# HSQLDB ohne JDBC



## JFreak (12. Okt 2007)

Hallo,

ist es irgendwie möglich, Zugriff auf eine HSQLDB-Instanz (In-Process Mode) ohne JDBC zu erhalten? Bis jetzt verstehe ich noch nicht so viel von MySQL und würde auch nur anfangen, es zu lernen, wenn es nötig wäre. Meine Vorstellung wäre ein Zugriff über Klassen wie z. B. mydb = new Database("file:////home/lars/db"); und anschließend int value = mydb.getTable("table").getRow(5).getCol("number");

Lars


----------



## tuxedo (12. Okt 2007)

Erstmal:

MySQL ist nicht der oberbegriff für Datenbanken. MySQL ist selbst eine Datenbank.

Zweitens:

Wenn du mit einer Datenbank arbeiten willst, solltest du es tunlichst nicht versuchen um JDBC herum zu kommen. JDBC ist kinderleicht. Es sind nur wenige Zeilen nötig um sehr elegant an das Ergebnis einer abfrage zu kommen.
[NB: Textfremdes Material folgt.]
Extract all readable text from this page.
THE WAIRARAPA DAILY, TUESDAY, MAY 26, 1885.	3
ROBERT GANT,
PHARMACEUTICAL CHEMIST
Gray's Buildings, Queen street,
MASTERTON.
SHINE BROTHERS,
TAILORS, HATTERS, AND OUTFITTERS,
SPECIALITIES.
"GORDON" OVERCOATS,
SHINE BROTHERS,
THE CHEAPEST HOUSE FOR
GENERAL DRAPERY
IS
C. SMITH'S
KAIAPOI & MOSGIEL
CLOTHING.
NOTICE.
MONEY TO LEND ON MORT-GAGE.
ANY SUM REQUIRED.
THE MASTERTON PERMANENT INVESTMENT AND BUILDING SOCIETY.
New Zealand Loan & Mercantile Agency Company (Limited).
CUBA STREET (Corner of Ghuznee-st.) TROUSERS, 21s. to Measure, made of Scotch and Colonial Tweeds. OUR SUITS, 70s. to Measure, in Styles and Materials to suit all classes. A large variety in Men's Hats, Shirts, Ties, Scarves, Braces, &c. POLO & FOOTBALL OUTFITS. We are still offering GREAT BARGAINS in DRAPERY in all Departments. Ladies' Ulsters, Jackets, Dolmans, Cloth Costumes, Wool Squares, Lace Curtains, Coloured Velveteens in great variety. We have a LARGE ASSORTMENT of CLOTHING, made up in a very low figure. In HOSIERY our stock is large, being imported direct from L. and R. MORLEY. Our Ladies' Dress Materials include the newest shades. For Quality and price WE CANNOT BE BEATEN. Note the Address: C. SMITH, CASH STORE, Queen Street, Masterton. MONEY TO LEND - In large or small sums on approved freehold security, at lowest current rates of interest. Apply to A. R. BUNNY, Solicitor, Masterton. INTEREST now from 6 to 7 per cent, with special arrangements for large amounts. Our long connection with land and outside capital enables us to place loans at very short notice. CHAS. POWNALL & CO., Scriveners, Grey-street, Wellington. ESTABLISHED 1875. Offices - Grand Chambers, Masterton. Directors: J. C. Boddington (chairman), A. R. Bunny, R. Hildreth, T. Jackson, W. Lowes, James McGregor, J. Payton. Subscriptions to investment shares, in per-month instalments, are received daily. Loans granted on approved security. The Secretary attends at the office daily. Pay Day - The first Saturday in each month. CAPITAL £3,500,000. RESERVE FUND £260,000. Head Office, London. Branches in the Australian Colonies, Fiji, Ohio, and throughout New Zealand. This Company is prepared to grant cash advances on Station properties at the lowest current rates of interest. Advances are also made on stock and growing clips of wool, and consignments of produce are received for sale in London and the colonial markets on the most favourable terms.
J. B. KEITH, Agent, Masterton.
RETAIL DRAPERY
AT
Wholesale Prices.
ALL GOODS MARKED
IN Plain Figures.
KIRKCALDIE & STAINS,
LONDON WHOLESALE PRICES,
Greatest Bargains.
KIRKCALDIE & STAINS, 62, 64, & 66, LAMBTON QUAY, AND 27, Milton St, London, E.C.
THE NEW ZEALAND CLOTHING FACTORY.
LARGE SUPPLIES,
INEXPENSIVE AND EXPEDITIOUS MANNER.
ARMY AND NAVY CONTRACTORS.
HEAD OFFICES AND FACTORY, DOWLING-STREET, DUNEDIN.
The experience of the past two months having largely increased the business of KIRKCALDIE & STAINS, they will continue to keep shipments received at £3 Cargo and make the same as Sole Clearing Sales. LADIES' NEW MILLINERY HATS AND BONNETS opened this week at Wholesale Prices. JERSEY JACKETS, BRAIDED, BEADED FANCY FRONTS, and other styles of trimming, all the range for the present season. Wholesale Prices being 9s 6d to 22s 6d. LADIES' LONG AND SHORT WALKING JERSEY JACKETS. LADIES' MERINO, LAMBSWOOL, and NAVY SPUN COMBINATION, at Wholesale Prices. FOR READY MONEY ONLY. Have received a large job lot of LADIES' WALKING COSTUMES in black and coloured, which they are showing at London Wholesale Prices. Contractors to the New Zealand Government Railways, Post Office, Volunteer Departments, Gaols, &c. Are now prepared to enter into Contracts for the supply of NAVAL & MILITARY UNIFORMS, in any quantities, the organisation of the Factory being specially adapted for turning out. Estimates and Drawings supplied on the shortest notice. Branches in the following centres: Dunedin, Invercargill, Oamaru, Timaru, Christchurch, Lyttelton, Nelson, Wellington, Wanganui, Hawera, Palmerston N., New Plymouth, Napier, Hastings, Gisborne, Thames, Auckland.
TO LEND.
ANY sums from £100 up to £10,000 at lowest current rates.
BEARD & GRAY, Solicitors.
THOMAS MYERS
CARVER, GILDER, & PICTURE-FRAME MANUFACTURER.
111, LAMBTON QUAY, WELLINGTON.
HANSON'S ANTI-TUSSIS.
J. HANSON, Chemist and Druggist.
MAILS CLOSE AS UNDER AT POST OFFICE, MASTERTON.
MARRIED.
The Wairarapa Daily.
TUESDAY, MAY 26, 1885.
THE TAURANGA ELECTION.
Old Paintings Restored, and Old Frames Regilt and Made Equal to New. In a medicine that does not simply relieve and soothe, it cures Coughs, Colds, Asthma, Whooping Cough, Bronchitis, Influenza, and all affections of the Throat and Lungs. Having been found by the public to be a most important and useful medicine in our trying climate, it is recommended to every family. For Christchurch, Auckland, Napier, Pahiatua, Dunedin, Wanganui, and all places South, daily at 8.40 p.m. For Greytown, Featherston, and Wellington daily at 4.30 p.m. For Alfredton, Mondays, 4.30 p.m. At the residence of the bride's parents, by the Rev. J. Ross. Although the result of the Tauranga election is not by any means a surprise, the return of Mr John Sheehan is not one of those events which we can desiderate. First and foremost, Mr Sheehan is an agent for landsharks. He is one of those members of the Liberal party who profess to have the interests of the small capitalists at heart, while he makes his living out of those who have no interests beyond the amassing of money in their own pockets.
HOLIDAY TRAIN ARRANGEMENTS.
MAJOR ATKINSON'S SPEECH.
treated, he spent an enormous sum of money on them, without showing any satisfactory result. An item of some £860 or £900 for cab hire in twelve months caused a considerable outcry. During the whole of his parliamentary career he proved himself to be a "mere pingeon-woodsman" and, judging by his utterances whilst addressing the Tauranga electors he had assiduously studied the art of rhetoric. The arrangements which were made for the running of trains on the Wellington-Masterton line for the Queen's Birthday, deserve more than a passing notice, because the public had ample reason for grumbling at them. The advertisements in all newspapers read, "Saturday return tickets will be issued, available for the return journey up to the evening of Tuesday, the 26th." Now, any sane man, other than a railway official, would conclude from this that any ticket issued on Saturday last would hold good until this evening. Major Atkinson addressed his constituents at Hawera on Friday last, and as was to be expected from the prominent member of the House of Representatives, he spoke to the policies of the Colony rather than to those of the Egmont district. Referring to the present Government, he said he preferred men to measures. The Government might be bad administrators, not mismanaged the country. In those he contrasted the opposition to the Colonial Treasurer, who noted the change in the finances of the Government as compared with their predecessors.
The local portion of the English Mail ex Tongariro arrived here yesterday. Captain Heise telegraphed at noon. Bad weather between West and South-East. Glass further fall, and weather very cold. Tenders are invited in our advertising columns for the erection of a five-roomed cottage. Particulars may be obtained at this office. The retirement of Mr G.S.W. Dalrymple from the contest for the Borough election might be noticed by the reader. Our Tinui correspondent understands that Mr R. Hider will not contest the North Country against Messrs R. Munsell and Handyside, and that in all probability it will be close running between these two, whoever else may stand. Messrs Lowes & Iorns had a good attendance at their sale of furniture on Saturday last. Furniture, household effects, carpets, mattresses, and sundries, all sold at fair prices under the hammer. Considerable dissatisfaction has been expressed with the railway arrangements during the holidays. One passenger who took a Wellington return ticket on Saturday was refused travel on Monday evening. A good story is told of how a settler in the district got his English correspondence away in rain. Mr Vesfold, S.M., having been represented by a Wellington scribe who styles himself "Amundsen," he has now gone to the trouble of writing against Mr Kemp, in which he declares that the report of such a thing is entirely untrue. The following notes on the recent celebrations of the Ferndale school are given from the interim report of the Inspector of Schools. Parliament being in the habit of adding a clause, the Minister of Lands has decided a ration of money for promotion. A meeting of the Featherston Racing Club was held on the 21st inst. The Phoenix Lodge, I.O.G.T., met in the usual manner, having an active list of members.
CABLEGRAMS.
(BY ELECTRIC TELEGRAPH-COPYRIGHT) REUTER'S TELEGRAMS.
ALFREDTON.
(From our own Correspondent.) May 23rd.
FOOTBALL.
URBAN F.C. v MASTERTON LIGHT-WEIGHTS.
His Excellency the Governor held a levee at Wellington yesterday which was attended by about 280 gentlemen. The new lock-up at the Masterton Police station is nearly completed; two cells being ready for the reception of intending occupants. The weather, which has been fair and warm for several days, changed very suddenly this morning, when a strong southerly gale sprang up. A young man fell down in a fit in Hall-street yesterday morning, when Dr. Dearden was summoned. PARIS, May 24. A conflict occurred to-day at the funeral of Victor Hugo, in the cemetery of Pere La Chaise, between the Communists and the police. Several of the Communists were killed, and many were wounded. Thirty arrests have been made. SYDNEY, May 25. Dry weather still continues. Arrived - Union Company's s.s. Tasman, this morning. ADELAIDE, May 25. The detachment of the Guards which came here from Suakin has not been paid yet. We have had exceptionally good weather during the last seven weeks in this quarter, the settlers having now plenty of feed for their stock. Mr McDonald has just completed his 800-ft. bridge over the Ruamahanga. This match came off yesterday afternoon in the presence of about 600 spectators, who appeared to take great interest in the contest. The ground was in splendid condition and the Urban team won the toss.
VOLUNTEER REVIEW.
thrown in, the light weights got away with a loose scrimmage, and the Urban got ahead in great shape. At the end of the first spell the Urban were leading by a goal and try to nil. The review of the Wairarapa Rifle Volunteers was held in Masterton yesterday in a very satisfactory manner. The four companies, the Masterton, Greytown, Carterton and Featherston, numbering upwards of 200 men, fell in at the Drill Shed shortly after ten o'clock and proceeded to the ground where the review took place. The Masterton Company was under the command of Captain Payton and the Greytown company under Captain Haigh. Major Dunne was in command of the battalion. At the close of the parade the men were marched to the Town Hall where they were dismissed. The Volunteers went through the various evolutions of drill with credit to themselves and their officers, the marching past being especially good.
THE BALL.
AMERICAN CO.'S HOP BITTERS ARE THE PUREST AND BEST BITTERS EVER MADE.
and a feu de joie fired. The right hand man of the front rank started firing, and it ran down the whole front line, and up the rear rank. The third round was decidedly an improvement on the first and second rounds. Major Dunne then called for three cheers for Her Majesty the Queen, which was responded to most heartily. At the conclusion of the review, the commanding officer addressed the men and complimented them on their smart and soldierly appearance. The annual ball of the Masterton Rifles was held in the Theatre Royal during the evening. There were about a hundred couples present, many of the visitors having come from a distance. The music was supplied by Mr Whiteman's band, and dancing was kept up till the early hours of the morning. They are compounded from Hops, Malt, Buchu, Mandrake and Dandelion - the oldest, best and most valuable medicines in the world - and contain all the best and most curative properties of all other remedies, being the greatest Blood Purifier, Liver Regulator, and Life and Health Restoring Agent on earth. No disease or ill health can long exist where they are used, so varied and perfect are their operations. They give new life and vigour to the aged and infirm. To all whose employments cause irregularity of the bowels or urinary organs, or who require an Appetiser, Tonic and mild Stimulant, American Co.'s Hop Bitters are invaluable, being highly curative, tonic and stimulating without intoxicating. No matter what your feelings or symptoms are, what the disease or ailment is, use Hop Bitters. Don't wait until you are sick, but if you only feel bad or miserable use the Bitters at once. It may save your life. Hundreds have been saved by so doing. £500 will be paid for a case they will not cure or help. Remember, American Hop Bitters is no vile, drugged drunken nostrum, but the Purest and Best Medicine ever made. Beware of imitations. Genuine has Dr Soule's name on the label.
Das was du da beschreibst ist wie ein Zugriff auf ein Array. Da geht der ganze Datenbankvorteil verloren (Abfragen der DB z.B. gemäß irgendwelchen Bedingungen).
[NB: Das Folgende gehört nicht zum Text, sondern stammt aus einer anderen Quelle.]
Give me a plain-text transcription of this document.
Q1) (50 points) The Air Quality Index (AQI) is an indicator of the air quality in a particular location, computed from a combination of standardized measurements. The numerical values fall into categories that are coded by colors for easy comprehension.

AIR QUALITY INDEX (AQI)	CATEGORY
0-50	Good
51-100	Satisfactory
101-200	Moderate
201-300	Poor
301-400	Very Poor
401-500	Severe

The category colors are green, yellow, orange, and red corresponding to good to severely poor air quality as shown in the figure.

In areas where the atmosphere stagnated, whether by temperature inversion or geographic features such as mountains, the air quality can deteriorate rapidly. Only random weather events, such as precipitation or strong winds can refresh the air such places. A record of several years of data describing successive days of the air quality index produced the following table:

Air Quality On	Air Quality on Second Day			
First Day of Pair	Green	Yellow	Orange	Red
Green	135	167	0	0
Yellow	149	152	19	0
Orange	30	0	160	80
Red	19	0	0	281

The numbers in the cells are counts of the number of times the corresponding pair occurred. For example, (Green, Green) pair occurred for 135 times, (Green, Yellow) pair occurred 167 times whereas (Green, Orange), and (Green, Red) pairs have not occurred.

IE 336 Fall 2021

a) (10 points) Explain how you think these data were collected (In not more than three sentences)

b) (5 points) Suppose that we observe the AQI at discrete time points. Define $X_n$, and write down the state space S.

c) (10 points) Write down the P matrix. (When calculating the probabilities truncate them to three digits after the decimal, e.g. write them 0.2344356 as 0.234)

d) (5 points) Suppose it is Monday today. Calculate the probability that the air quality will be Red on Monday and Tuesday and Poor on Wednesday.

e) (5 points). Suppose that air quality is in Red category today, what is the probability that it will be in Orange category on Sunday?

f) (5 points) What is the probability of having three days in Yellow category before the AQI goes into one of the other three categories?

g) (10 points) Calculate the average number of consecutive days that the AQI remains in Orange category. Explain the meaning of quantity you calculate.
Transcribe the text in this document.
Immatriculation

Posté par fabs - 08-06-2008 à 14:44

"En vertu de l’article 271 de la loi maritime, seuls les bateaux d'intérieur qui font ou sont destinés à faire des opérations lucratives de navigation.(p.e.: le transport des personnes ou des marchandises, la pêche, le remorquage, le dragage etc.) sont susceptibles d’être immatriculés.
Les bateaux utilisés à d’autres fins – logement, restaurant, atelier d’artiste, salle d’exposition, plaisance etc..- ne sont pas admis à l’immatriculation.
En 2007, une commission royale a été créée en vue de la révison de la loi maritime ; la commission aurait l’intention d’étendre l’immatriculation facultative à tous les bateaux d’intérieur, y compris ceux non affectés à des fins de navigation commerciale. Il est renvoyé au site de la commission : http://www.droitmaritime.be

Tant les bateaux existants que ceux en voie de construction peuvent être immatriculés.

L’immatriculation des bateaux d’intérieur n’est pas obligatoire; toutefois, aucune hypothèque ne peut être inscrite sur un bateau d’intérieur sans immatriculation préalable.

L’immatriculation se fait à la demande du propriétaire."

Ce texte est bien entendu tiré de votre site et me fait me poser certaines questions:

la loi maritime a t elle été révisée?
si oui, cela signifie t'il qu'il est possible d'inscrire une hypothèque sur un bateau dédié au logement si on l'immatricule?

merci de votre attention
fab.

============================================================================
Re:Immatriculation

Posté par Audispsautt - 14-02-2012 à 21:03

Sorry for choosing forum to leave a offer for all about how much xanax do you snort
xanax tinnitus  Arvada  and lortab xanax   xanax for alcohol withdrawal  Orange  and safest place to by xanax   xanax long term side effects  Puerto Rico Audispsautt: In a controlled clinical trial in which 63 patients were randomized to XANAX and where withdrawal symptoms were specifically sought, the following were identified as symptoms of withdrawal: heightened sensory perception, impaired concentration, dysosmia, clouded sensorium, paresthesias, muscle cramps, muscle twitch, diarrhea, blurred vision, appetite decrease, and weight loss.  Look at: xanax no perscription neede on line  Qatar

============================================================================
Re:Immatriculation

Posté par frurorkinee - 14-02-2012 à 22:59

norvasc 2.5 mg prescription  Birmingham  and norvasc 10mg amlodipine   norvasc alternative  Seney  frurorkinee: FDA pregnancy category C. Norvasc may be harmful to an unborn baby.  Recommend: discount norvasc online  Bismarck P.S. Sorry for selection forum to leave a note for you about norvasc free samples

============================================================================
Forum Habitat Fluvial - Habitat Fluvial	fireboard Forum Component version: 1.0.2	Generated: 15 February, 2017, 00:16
JDBC wird in diversen Online-Büchern zu Java exzellent behandelt. Binnen 20 Minuten solltest du die Sache am laufen haben. Und diese 20min sind es Wert.

- Alex


----------



## JFreak (12. Okt 2007)

Hallo,

danke sehr für die schnelle Antwort. Das mit dem MySQL ist mir dann auch aufgefallen, es müsste sicherlich nur SQL heißen. Welche Bücher empfiehlst du? Java ist auch eine Insel, das Java-Buch von Guido Krüger oder ein anderes?

Lars


----------



## tuxedo (12. Okt 2007)

Beide ;-)

Dann kannst du zumindest mal JDBC benutzen. Für SQL fällt mir gerade nix passendes ein. Aber da gibts mit Sicherheit auch schicke Tutorials. Und wenn du nicht weiter kommst kannst du ja nochmal dein Problem schildern...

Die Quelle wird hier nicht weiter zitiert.